I have fallen pretty far behind in my book reviews, so I’m going to go back to Christmastime and tell you about the books I have read since then.
The Elegance of the Hedgehog is the most delightful book I have read in years. When I say, “delightful,” I mean enjoyable, funny, light, and intellectually stimulating and thought-provoking all at once. It might be the book that has singly contributed the most words to my vocabulary. (I wish I could give you some examples of words that I learned, but I loved the book so much that I gave my copy away, so I’ll have to wait till I get another one… yes, I will buy another copy, this is a book I have to read again!)

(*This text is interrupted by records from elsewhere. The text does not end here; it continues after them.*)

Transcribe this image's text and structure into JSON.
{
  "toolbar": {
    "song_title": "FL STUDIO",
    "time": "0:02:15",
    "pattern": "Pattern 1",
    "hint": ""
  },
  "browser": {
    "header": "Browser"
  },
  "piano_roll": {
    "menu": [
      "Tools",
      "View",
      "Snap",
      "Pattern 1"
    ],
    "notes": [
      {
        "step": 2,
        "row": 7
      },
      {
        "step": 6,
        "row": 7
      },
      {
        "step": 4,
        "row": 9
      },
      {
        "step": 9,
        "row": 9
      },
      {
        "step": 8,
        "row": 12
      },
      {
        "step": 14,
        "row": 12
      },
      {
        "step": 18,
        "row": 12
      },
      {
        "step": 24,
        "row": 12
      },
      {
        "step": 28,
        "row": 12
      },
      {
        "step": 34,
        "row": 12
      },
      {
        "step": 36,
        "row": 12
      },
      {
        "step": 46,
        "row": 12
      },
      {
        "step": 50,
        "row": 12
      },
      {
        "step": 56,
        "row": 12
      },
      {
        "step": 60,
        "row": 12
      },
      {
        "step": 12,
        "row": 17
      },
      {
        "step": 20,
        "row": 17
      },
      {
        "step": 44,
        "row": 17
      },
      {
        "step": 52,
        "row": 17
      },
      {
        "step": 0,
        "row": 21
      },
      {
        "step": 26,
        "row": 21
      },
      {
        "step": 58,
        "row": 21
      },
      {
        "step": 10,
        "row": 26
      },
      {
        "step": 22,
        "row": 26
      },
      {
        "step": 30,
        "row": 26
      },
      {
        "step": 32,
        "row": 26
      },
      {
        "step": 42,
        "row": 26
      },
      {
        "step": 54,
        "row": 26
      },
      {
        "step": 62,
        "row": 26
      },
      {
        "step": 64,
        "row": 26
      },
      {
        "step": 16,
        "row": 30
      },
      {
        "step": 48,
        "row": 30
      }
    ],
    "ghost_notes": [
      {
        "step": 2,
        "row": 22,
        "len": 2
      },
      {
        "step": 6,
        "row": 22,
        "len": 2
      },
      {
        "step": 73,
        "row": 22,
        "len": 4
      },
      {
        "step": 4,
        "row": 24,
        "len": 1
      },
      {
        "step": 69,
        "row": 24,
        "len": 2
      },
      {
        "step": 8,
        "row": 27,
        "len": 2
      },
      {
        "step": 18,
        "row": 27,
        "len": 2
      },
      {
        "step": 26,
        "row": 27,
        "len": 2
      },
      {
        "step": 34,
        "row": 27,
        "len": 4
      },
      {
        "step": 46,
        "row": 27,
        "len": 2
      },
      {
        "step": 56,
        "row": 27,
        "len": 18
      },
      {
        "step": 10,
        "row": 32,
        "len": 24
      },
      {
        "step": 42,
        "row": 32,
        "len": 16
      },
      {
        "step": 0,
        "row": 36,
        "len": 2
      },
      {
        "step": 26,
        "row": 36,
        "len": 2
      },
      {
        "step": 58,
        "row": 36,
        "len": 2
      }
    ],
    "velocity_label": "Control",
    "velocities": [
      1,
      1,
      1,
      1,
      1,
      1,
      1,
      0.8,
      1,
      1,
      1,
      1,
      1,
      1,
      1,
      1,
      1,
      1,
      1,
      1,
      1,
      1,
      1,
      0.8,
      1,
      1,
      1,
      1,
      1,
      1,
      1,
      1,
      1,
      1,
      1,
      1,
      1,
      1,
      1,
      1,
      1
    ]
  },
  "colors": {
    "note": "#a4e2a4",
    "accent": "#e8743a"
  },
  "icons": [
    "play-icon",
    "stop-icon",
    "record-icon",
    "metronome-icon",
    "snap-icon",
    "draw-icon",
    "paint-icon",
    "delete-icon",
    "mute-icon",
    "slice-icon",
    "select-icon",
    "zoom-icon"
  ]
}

The book is written in the form of diary entries. The unique bit about it is that the entries are written by two individuals, so the chapters alternate between the perspectives of these two characters who, at the beginning of the narrative, don’t know each other. The main thing they have in common is that they are both incredibly intelligent and intellectual people and they both try to hide this from everyone they know, for various reasons. They are also both fascinated by Japanese culture. Other than that, they are completely different. Renee, who is in her 50’s, is a concierge and from the lower class of French society while Paloma is a 12-year-old from the upper elite. When a Japanese gentleman moves into the building, the two eventually meet and discover their shared secret. Mr. Ozu, the Japanese man, becomes the link that connects them and helps each woman discover a whole world of possibilities previously unconsidered in their lives. It is a beautiful story about suffering and loneliness, finding meaning in the small but beautiful moments in life and discovering connectedness, friendship, and love where it is least expected. I fully intend to read it again in the near future, and would love to watch the movies and read the books discussed by these two erudite women, who I feel have become my literary friends. I highly recommend The Elegance of the Hedgehog by Muriel Barbery.